Much of the first class was spent discussing the strange case of Dr. Michael DeBakey, the pioneering heart surgeon who suffered an aortic aneurysm last year and whose doctors overrode his previously stated preference to forego surgery. The case was complicated by DeBakey’s age (he was 97), his celebrity, and the fact that he was admitted to the hospital anonymously, keeping insurers in the dark. It gave the students plenty to discuss, and with Nelson prodding them, the debate was lively.

“He just loves the idea of discussion,” Larry Carroll says. “He’ll make a statement, then have the class challenge it. He shows the same kind of respect for undergraduates that he does for medical students and professionals. He expects rigor.”

The work for Nelson’s students begins even before the class meets for the first time. He e-mails his syllabus ahead, complete with the first reading assignment, so the debate can begin on the first day of class, with no time wasted on preliminary niceties.
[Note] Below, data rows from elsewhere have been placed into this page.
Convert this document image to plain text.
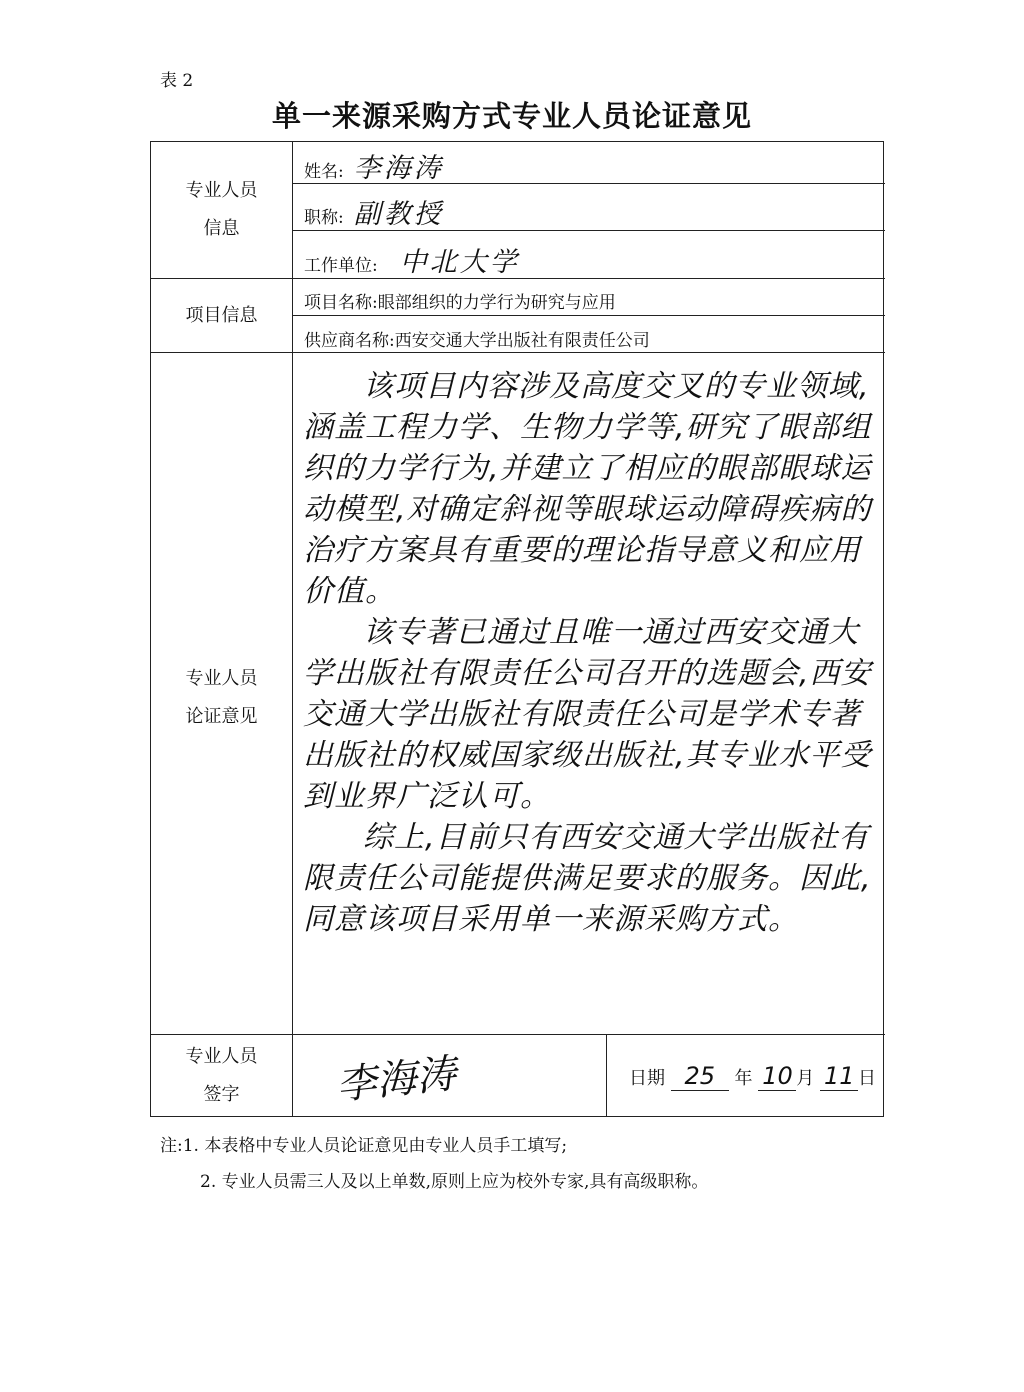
表 2
单一来源采购方式专业人员论证意见
专业人员
信息
姓名: 李海涛
职称: 副教授
工作单位: 中北大学
项目信息
项目名称:眼部组织的力学行为研究与应用
供应商名称:西安交通大学出版社有限责任公司
专业人员
论证意见

该项目内容涉及高度交叉的专业领域,涵盖工程力学、生物力学等,研究了眼部组织的力学行为,并建立了相应的眼部眼球运动模型,对确定斜视等眼球运动障碍疾病的治疗方案具有重要的理论指导意义和应用价值。

该专著已通过且唯一通过西安交通大学出版社有限责任公司召开的选题会,西安交通大学出版社有限责任公司是学术专著出版社的权威国家级出版社,其专业水平受到业界广泛认可。

综上,目前只有西安交通大学出版社有限责任公司能提供满足要求的服务。因此,同意该项目采用单一来源采购方式。

专业人员
签字	李海涛	日期 25 年 10 月 11 日
注:1. 本表格中专业人员论证意见由专业人员手工填写;
2. 专业人员需三人及以上单数,原则上应为校外专家,具有高级职称。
Nelson has such an amiable manner that you don’t really get a sense for how driven he can be until you consider the schedule he keeps for himself. Last year, when Elmhurst awarded him an honorary doctorate, he had to hustle back from a hiking trip in Peru to make the ceremony (just barely). Once an avid marathoner—he has completed eleven of them, with a personal best time of 2:54—he now set- tles for hundred-mile bike rides through the mountains of New Hampshire. He started biking when friends invited him along for a casual ride. Chagrined to find himself unable to keep up, he was soon training diligently. “I’ve wanted to be the best I could possibly be at everything I did,” he explains.

Like the confused undergraduate he once was, Nelson says he is “still struggling with what I’m going to do with the rest of my life.” The struggle intensified after his wife, Ginger Risco, died in the September 11, 2001, attacks on the World Trade Center. Nelson got to know the families of other victims. He saw how each handled their grief—and their survivors’ compensation—differently. Some indulged themselves; others threw themselves head- long into acts of altruism. Nelson kept working.

“To be blunt about it, I don’t need to work anymore,” he says. “But it’s what I do. It’s a way for me to make a difference.”